Rep. Richard Neal, D-Mass., ranking minority member on the House Ways and Means Committee, said Wednesday that he sees a “50/50 chance” that the Trump administration’s just-released unified tax reform framework will pass.
At an event held Wednesday by the Financial Services Roundtable in Washington, Neal said he met Tuesday with President Donald Trump, other administration officials as well as House Ways and Means Committee Chairman Kevin Brady at the White House to talk about the tax reform plan.
“I think we’re headed toward blowing another big hole in the federal budget with no guarantees off the growth that you’d need to sustain the numbers that are being proposed” in the GOP tax plan, Neal said at the event.
“At best, tax reform is still 50/50,” he said, considering that the tax plan would cost $500 billion to $1 trillion.
Ron Wyden, R-Ore., ranking minority member on the Senate Finance Committee, blasted Trump’s plan for benefiting the wealthy. “If this framework is all about the middle class, then Trump Tower is middle-class housing,” Wyden said in a statement. “It violates Trump’s tax pledge that the rich would not gain at all under his plan by offering sweetheart deals for powerful CEOs, giveaways for campaign coffers and a new way to cheat taxes for Mar-a-Lago’s loyal members. This continued lack of detail for the middle class guarantees that average Americans will be the ones hit with shrinking paychecks and higher tax bills.”
Senate Finance Committee Chairman Orin Hatch, R-Utah, argued, however, that the GOP “unified framework will launch a robust legislative process and serve as a critical roadmap for the tax-writing committees, as we draft legislation for a tax overhaul that embraces Republicans’ shared vision.”
The plan, Hatch said, provides “much-needed relief – whether it be doubling the standard deduction or expanding the Child Tax Credit – [and] will help lift the middle class and let hardworking families keep more of their hard-earned dollars.”
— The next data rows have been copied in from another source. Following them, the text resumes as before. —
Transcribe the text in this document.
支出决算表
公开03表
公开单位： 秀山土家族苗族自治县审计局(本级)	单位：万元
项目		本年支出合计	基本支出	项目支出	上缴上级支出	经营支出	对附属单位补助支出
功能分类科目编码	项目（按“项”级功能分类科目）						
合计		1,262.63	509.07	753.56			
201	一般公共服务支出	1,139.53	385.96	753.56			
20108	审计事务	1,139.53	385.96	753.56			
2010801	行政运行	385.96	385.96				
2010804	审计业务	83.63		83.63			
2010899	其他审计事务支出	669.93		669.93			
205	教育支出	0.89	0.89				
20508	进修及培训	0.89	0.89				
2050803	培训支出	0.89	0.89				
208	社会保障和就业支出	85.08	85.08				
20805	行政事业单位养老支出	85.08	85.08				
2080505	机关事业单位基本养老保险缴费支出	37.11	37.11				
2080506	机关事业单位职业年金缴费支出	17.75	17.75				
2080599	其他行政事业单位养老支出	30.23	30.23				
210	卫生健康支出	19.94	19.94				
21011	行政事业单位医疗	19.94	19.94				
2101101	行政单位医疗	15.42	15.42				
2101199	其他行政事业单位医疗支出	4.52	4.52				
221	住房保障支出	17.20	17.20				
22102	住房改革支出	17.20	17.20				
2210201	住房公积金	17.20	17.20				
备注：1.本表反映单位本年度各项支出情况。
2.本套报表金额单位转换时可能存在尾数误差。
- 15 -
At the White House meeting on Tuesday, Neal said that Trump was “pretty clear on where he was heading, at least in general terms.”
The administration is “going to try and push for a 20% rate on corporate side,” Neal said, and “lower the top [individual] rate from 39.6% to 35%,” adding that he sees “a lot of room there to negotiate.”
The framework reduces the number of individual tax brackets to three from seven, giving Congress the option to add a fourth bracket for the highest earners.
Also on the table is eliminating the estate tax, which Neal said he sees as “a step backwards.” The plan also calls for eliminating the Alternative Minimum Tax.
Also noted at the Tuesday meeting was the plan to “double the standard deduction,” Neal said.
As the framework states, it eliminates many itemized deductions that are primarily used by the wealthy, but retains tax incentives for home mortgage interest and charitable contributions, as well as tax incentives for work, higher education and retirement security.
But Neal said that he’d oppose the idea of “Rothification, because I think that will offer a disincentive for people to set dollars aside.”
Rothification of 401(k) plans would mean including plan contributions in workers’ taxable income, converting the plans to post-tax, or Roth, accounts. The move would increase tax revenue in the near term.
Indeed, the Save Our Retirement Coalition – which includes AARP, the American Retirement Association and the American Benefits Council – said in a Wednesday statement that while they were “heartened to see the tax reform proposal did not include misguided policies to reduce savings incentives and tax retirement accounts,” the Coalition remains concerned because reports say some lawmakers “may be considering ‘Rothification,’ which would immediately tax retirement plan contributions and could lead to a reduction in savings and plan sponsorship.”
The Coalition said they will be working to ensure lawmakers “do right by the middle class by preserving and expanding the private retirement system as legislation moves through Congress.”
Neal added at the FSR event that as “we’ve moved from the health care debate, although I’ve warned my caucus members it will be back in some form … to the tax debate,” the “whole notion of what we do about retirement security is really important.”